The defendants argued that the trial court erred in ruling that South Carolina statutory law controlled the punitive damages and apportionment issues in these cases because the court failed to (i) apply Georgia’s comity statute, and (ii) find radical dissimilarities between South Carolina’s and Georgia’s punitive damages and apportionment of fault statutes sufficient to apply Georgia rather than South Carolina law.

Comity

“As a matter of comity, a Georgia court will defer to another state’s statutes, as well as its judicial decisions authoritatively interpreting those statutes, in determining the law of that state,” Judge Phipps wrote, quoting a Supreme Court case from 2007. Georgia’s comity statute, OCGA § 1-3-9, states as follows:

The laws of other states and foreign nations shall have no force and effect of themselves within this state further than is provided by the Constitution of the United States and is recognized by the comity of states. The courts shall enforce this comity, unless restrained by the General Assembly, so long as its enforcement is not contrary to the policy or prejudicial to the interests of this state.

Thus, Georgia courts will enforce foreign law unless:

  • Courts are restrained by the General Assembly;
  • The foreign law is contrary to Georgia policy; or
  • The foreign law is prejudicial to the interests of this State.

The comity argument failed, Judge Phipps said.
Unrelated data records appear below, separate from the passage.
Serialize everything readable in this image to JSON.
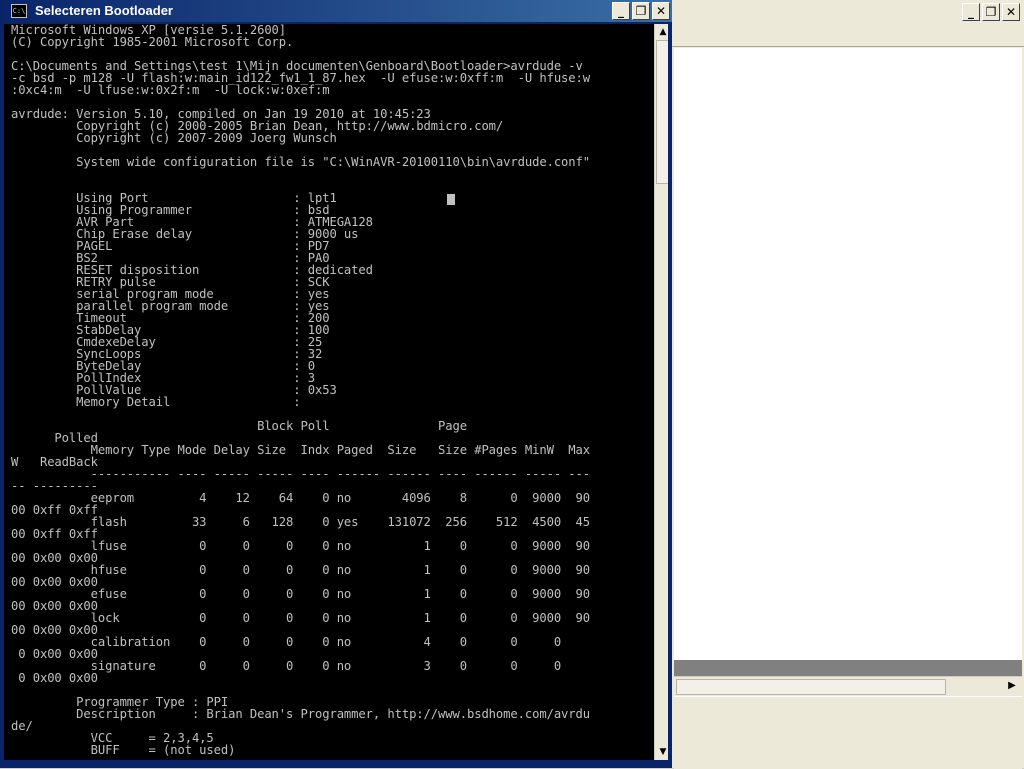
{
  "window": {
    "title": "Selecteren Bootloader",
    "icon_text": "C:\\",
    "minimize_glyph": "_",
    "maximize_glyph": "❐",
    "close_glyph": "✕"
  },
  "background_window": {
    "minimize_glyph": "_",
    "maximize_glyph": "❐",
    "close_glyph": "✕",
    "scroll_right_glyph": "▶"
  },
  "console_lines": [
    "Microsoft Windows XP [versie 5.1.2600]",
    "(C) Copyright 1985-2001 Microsoft Corp.",
    "",
    "C:\\Documents and Settings\\test 1\\Mijn documenten\\Genboard\\Bootloader>avrdude -v",
    "-c bsd -p m128 -U flash:w:main_id122_fw1_1_87.hex  -U efuse:w:0xff:m  -U hfuse:w",
    ":0xc4:m  -U lfuse:w:0x2f:m  -U lock:w:0xef:m",
    "",
    "avrdude: Version 5.10, compiled on Jan 19 2010 at 10:45:23",
    "         Copyright (c) 2000-2005 Brian Dean, http://www.bdmicro.com/",
    "         Copyright (c) 2007-2009 Joerg Wunsch",
    "",
    "         System wide configuration file is \"C:\\WinAVR-20100110\\bin\\avrdude.conf\"",
    "",
    "",
    "         Using Port                    : lpt1",
    "         Using Programmer              : bsd",
    "         AVR Part                      : ATMEGA128",
    "         Chip Erase delay              : 9000 us",
    "         PAGEL                         : PD7",
    "         BS2                           : PA0",
    "         RESET disposition             : dedicated",
    "         RETRY pulse                   : SCK",
    "         serial program mode           : yes",
    "         parallel program mode         : yes",
    "         Timeout                       : 200",
    "         StabDelay                     : 100",
    "         CmdexeDelay                   : 25",
    "         SyncLoops                     : 32",
    "         ByteDelay                     : 0",
    "         PollIndex                     : 3",
    "         PollValue                     : 0x53",
    "         Memory Detail                 :",
    "",
    "                                  Block Poll               Page",
    "      Polled",
    "           Memory Type Mode Delay Size  Indx Paged  Size   Size #Pages MinW  Max",
    "W   ReadBack",
    "           ----------- ---- ----- ----- ---- ------ ------ ---- ------ ----- ---",
    "-- ---------",
    "           eeprom         4    12    64    0 no       4096    8      0  9000  90",
    "00 0xff 0xff",
    "           flash         33     6   128    0 yes    131072  256    512  4500  45",
    "00 0xff 0xff",
    "           lfuse          0     0     0    0 no          1    0      0  9000  90",
    "00 0x00 0x00",
    "           hfuse          0     0     0    0 no          1    0      0  9000  90",
    "00 0x00 0x00",
    "           efuse          0     0     0    0 no          1    0      0  9000  90",
    "00 0x00 0x00",
    "           lock           0     0     0    0 no          1    0      0  9000  90",
    "00 0x00 0x00",
    "           calibration    0     0     0    0 no          4    0      0     0",
    " 0 0x00 0x00",
    "           signature      0     0     0    0 no          3    0      0     0",
    " 0 0x00 0x00",
    "",
    "         Programmer Type : PPI",
    "         Description     : Brian Dean's Programmer, http://www.bsdhome.com/avrdu",
    "de/",
    "           VCC     = 2,3,4,5",
    "           BUFF    = (not used)"
  ],
  "scrollbar": {
    "up_glyph": "▲",
    "down_glyph": "▼"
  }
}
Although the defendants argued that Auld “did not analyze or apply the comity statute,” the Supreme Court in Auld cited the comity statute. That court then analyzed the statute’s public policy exception and ruled that “[a] mere difference in law is not sufficient to justify this exception.”

Radical Dissimilarities

In Auld, the Supreme Court highlighted that the narrow public policy exception to lex loci delicti “applies only if the out-of-state law is so radically dissimilar to anything existing in our own system of jurisprudence that it would seriously contravene the policy embodied in Georgia law.” A mere difference in law is not sufficient to justify this exception,” the Supreme Court held.

Punitive Damages

Because punitive damages involve substantive law, the Court of Appeals determined whether South Carolina’s punitive damages law was radically dissimilar to anything existing in Georgia’s system of jurisprudence.

Both South Carolina and Georgia recognize punitive damages as a statutory remedy. South Carolina law differs from Georgia law in two main respects: (1) South Carolina allows punitive damages in a wrongful death action while Georgia does not, and (2) South Carolina allows for the recovery of amounts of punitive damages far greater than those permitted in Georgia without the tortfeasor having acted with a specific intent to cause harm, as Georgia caps such punitive damages at $250,000. But based on the language in Auld, these statutes were not radically dissimilar.
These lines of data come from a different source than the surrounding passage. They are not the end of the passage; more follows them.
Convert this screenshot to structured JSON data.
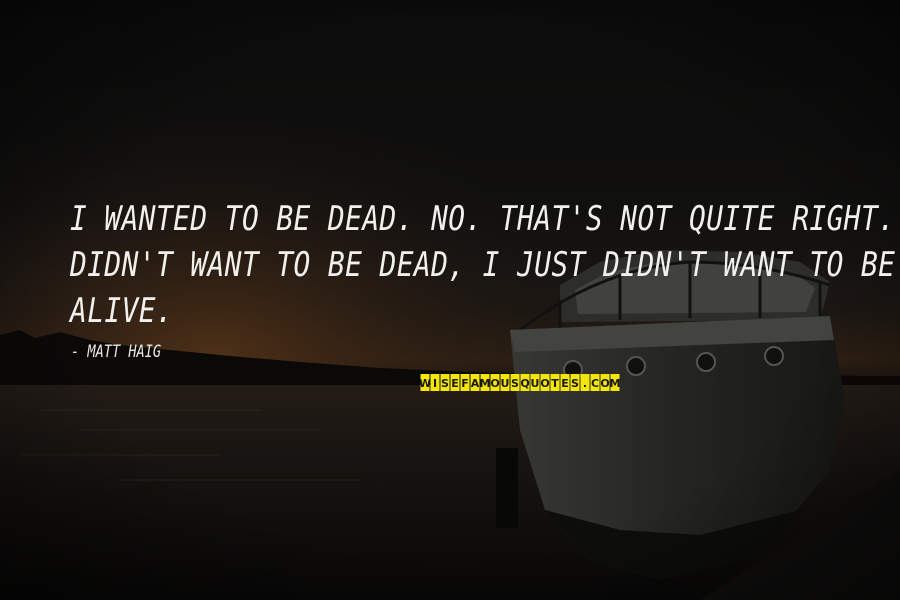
{
  "quote": {
    "lines": [
      "I WANTED TO BE DEAD. NO. THAT'S NOT QUITE RIGHT. I",
      "DIDN'T WANT TO BE DEAD, I JUST DIDN'T WANT TO BE",
      "ALIVE."
    ]
  },
  "author": "- MATT HAIG",
  "watermark": {
    "text": "WISEFAMOUSQUOTES.COM",
    "colors": {
      "tile": "#f5e60a",
      "letters": "#1a1a1a"
    }
  },
  "colors": {
    "sky_top": "#151515",
    "sunset_glow": "#7a4a22",
    "water": "#2a2520",
    "boat": "#3a3a36",
    "text": "#f1f0ec"
  },
  "icons": [
    "boat-illustration",
    "sunset-sky",
    "water-reflection"
  ]
}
Here, South Carolina law permits the recovery of punitive damages in wrongful death claims when Georgia does not, and South Carolina allows the recovery of a greater amount of punitive damages under certain circumstances. These facts alone do not demonstrate that South Carolina law is “radically dissimilar” from Georgia law, Judge Phipps wrote.

Apportionment

The defendants argued that South Carolina’s and Georgia’s laws on apportionment were also radically dissimilar. But the Court of Appeals found that Georgia’s and South Carolina’s laws have many similarities: both states recognize a statutory remedy for apportionment of fault, both states require the jury to apportion comparative fault on a percentage basis to each defendant in the case, and both states allow an assessment of fault to non-parties. In addition, both states have abolished joint and several liability as the default means of apportioning liability.

The judge acknowledged that although these statutes appear to be “somewhat different,” and the defendants may be subject to joint and several liability under South Carolina law but not under Georgia law, the statutes are not “radically dissimilar.” As the Supreme Court held in Auld, “a difference in the measure of damages” does not violate Georgia’s public policy.

Therefore, the trial court did not err in determining that South Carolina law applied to the apportionment of damages in the plaintiffs’ case. UPS of Am. v. Whitlock, 2023 Ga. App. LEXIS 39 (Ga. App. January 26, 2023).